Innovate and Industrialise, published by Roland Berger, explored how Europe’s offshore wind sector can maintain its market leadership and meet the continent’s energy goals. In order to do this, it recommended targeting advancements such as converting offshore wind energy into hydrogen, developing floating offshore wind technology and cutting costs.
Hydrogen will be key to achieving the world’s post-2030 decarbonisation goals, though huge volumes will be required, which is where offshore wind becomes relevant. It is the most suitable renewable energy source in Northwestern Europe for the direct coupling of large-scale electricity generation to industrial-scale hydrogen production. With this in mind, any future offshore wind energy capacity expansion plans should consider the potential conversion of offshore wind energy to large quantities of hydrogen.
It went to outline some of the most compelling reasons to locate electrolysers at the offshore wind energy source, including lower costs, the potential for a faster rollout, improved reliability, access to storage, and a lower environmental impact.
It is expected that green hydrogen from North Sea offshore wind energy will cost around €4/kg by 2025, making it competitive with hydrogen shipped from the Middle East, Chile and other regions, where renewable electricity is cheap and the cost – including transportation to Europe – is around €4/kg. However, over the longer term, it remains uncertain as to whether North Sea hydrogen will remain competitive. Prime, near-shore locations in Europe will fill up, driving offshore wind energy further out to sea, driving up costs in the process. Costs of vessel transport will also likely fall, which in turn will place additional pressures on green hydrogen produced within European waters.
Even at higher costs, hydrogen generated from offshore wind energy in Europe will remain attractive. It will reduce reliance on imports from other regions, some of which may be politically unstable, and allow Europe to capture the downstream value added of hydrogen when it is used as a feedstock. It further noted that where offshore wind energy (OWE) is converted to hydrogen, around two-thirds of the cost per kilogram of it is attributable to offshore wind, meaning costs reductions in OWE are a “major stepping stone” to Europe’s energy independence and industrial competitiveness.

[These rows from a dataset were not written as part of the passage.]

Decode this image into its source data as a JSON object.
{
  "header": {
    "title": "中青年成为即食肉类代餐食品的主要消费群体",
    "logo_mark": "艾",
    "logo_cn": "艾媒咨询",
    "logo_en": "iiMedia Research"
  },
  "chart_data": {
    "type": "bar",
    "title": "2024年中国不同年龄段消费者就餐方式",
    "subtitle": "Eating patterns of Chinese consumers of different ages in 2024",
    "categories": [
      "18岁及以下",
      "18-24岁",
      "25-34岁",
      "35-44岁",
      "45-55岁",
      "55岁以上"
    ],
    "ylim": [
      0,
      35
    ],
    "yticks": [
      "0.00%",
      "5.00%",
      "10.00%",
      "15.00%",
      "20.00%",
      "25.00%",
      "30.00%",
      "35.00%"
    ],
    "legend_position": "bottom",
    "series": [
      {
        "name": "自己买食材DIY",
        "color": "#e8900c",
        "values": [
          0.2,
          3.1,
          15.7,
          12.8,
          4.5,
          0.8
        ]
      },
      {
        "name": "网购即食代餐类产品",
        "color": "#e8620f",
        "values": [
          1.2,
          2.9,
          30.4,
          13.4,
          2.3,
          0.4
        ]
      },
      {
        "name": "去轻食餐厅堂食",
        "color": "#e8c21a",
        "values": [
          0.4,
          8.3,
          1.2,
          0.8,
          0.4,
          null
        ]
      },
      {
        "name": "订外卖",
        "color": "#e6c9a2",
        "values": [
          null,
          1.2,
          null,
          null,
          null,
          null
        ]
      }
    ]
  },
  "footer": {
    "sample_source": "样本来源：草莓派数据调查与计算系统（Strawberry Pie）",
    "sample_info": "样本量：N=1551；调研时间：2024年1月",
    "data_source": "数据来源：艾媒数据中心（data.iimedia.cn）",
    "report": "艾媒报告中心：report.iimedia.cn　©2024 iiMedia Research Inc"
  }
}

Its study went on to map out some of the key areas where the sector can innovate and industrialise to compete with global competitors, outlining how manufacturing of turbines and foundations can be further industrialised, but requires further standardisation of parts; smarter integrated designs would enable more efficient offshore installation, resulting in key cost reductions; and remote digital structural health and condition monitoring of offshore wind installations, cited as essential for reducing maintenance costs.